Two American presidential candidates are about to start arguing for computer game content regulation, according to rumors. Both Hilary Clinton and Mitt Romney campaigns are considering such a move, according to Hotair and Gamepolitics.
The ground for such a move has been laid over the past few years, with several public entities criticizing game content, and media hype moments keeping the issue alive. Clinton started campaigning on this score back in 2006. Moreover, the general theme of fearsome digital technology has been sounded quite steadily for the past decade and a half, as we've documented. A campaign against computer games can draw powerfully on that general concern.
The Clinton campaign has a detailed list of complaints to sound. These hit a series of registers (science, parenting, sex, physical health, mental health, money, tv), allowing the campaign to float them all, then see which work the most effectively:
Research has shown that violent and sexually explicit media contribute to aggressive behavior, early sexual experimentation, obesity, and depression.
Whenever I meet young parents… they tell me that they are worried about losing control over the raising of their own children and about ceding the responsibility of implicating values and behaviors to a multi-dimensional media marketplace over which they have no control…
Studies have found that exposure to TV violence can increase the risk of aggressive behavior in children and may be related to attention problems later in life.
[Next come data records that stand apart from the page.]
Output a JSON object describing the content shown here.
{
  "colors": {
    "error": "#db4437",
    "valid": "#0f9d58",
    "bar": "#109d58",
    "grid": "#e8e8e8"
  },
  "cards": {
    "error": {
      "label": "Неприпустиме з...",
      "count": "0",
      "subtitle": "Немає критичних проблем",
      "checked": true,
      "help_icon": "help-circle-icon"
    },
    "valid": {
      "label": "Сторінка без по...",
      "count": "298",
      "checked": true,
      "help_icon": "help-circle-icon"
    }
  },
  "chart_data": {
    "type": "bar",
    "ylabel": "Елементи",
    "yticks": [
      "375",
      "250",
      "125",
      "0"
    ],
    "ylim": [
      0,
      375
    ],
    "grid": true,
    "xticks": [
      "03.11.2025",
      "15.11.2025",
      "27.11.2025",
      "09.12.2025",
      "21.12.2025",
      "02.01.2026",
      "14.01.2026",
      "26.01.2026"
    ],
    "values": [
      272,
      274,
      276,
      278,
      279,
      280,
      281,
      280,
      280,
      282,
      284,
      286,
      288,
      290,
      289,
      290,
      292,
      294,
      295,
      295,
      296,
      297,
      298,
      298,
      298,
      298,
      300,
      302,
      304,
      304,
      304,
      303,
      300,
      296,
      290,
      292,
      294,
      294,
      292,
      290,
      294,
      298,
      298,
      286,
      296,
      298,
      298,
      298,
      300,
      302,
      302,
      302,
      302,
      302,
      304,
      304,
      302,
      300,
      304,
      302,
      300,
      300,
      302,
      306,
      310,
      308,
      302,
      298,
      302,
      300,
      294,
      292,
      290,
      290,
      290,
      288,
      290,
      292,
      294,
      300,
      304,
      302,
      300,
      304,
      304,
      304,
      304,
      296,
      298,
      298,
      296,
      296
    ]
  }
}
And some experts say that time spent watching too much TV or surfing the Internet or playing video games may detract from the time children spend interacting with their parents, participating in physical activity, or using their imaginations. ”
(via Gamepolitics)
The Romney campaign focuses more simply, on the sex angle and parents:
I want to restore values so children are protected from a societal cesspool of filth, pornography, violence, sex, and perversion. I’ve proposed that we enforce our obscenity laws again and that we get serious against those retailers that sell adult video games that are filled with violence and that we go after those retailers.
It's possible that neither campaign will be launched, or that one or both will fail to catch the public imagination. But it looks like a winning strategy for either - they can energize several voting blocs (parents, values voters), and lose very little, since neither civil liberties nor gaming usually mobilizes voters.